I am deeply impressed by the Japanese election -- they've thrown out the LDP, which has been in power almost continuously since 1955, the end of the American occupation. It's funny -- I started studying Japanese in 1997, a mere three years since the "interregnum" (1993-1994) so to me it has always vaguely seemed plausible, and yet, having just screwed up their first chance at power, the DPJ has always seemed vaguely comical to me: they're the ultimate "those other guys," who it seems to me served as the stick half of the LDP's carrot-and-stick approach to the voters.
The "carrot" of course is the large-scale spending programs, particularly road construction. Japan has a lot of concrete. There are a lot of "bridges to nowhere" -- and even entire new towns on the other ends of those bridges. (Ghost towns are also not uncommon.) People who are better economists than I am have alternately railed against the construction regime as a drag, and hailed it as keeping the Japanese economy afloat, though I gather that the former opinion has more currency. Either way, the DPJ is surely going to put a halt to it, as they have said they intend to focus on the social safety net, and find ways to encourage Japanese people to have more children.
I'll be watching with a lot of curiosity. I still have a soft spot for Japan after my semester there, and I do hope the country does well. I suspect that the DPJ will have an easier time organizing itself this time around (it basically fell apart in 1994, like a dog that never expected to catch its car) but it's not clear that they actually have a mandate.
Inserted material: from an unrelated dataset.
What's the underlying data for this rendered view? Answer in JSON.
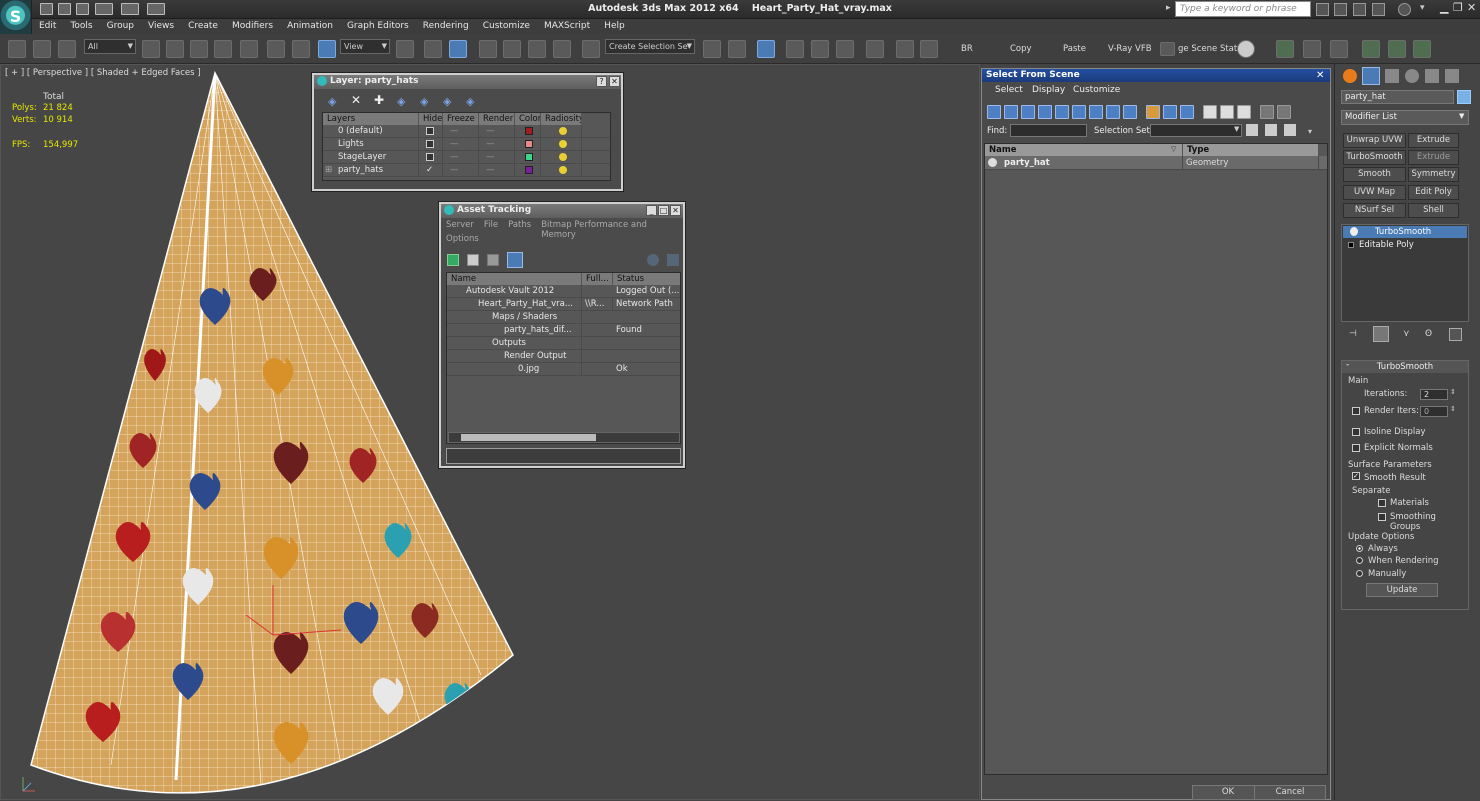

They have an outright majority in the legislature, which is nothing to sneeze at, but they're going to face an entrenched bureaucracy that the LDP will surely try to make use of: after all, it's going to look to them that the shortest path back to power will be to make the DPJ look just as incompetent as they are. (And hey: Better the fool you know, right?)
 Note, by the way, that I don't bother to spell out the party names, as I consider them meaningless. They seem to be not so much descriptive as the result of that particular East Asian combination of eagerness and earnestness that can sometimes be very hard to describe. If you've ever met a South Korean Evangelical Christian, or seen a Japanese rapper, you probably know what I mean.